I found this article on the Brain Preservation Foundation's blog that covers a lot of common theories of consciousness and shows how they kinna miss the point when it comes to determining if certain folks should or should not upload our brains if given the opportunity.
Hence I see no reason to agree with Kuhn’s pessimistic conclusions about uploading even assuming his eccentric taxonomy of theories of consciousness is correct. What I want to focus on in the reminder of this blog is challenging the assumption that the best approach to consciousness is tabulating lists of possible theories of consciousness and assuming they each deserve equal consideration (much like the recent trend in covering politics to give equal time to each position regardless of any empirical relevant considerations). Many of the theories of consciousness on Kuhn’s list, while reasonable in the past, are now known to be false based on our best current understanding of neuroscience and physics (specifically, I am referring to theories that require mental causation or mental substances). Among the remaining theories, some of them are much more plausible than others.
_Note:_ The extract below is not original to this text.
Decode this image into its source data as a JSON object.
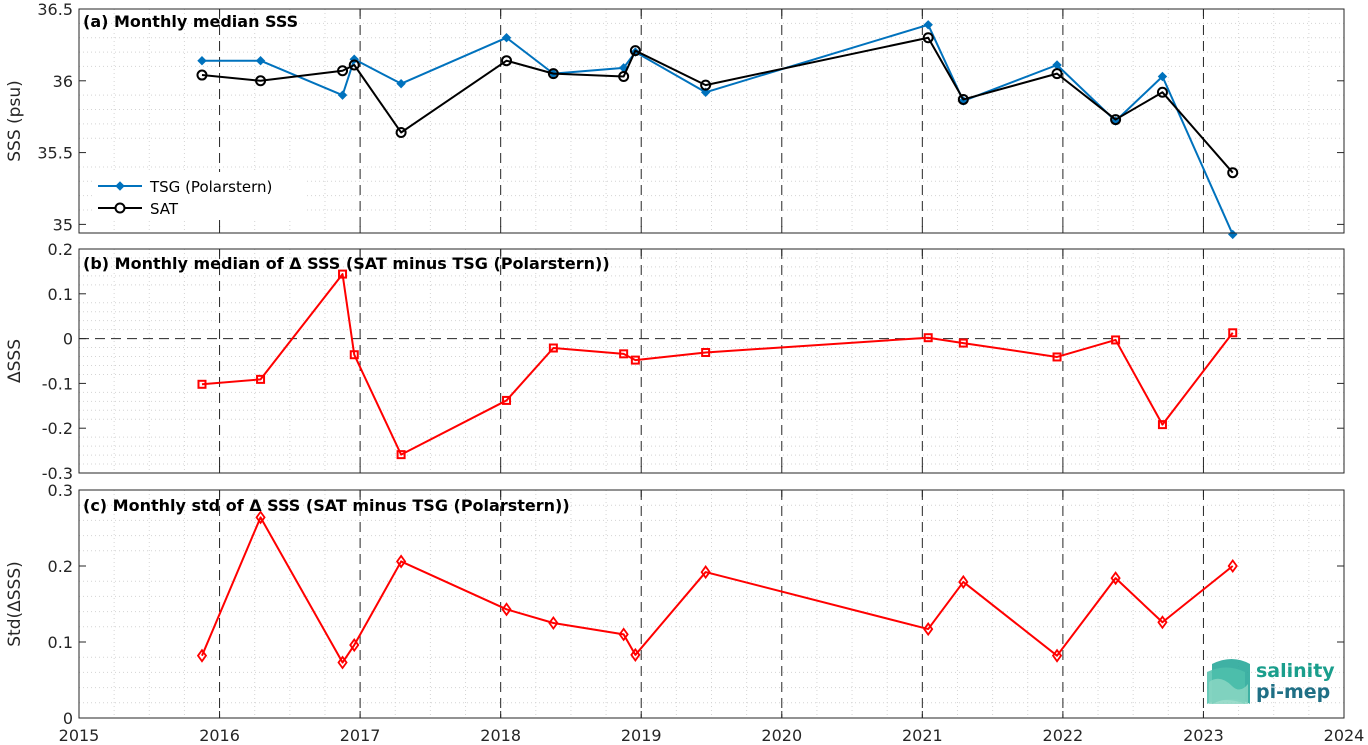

I'm not equating thoughts and experiences. I'm relying on the fact that our thoughts about experiences are caused by those experiences, so the algorithms-of-experiences are required to get the right algorithms-of-thoughts.
I'm not too concerned about contradicting or being consistent with GAZP, because its conclusion seems fuzzy. On some ways of clarifying GAZP I'd probably object and on others I wouldn't.
You only get your guarantee if experiences are the only thing that can cause thoughts about experiences. However, you don;t get that by noting that in humans thoughts are usually caused by experiences. Moreover, in a WBE or AI, there is always a causal account of thoughts that doesn't mention experiences, namely the account i terms of information processing.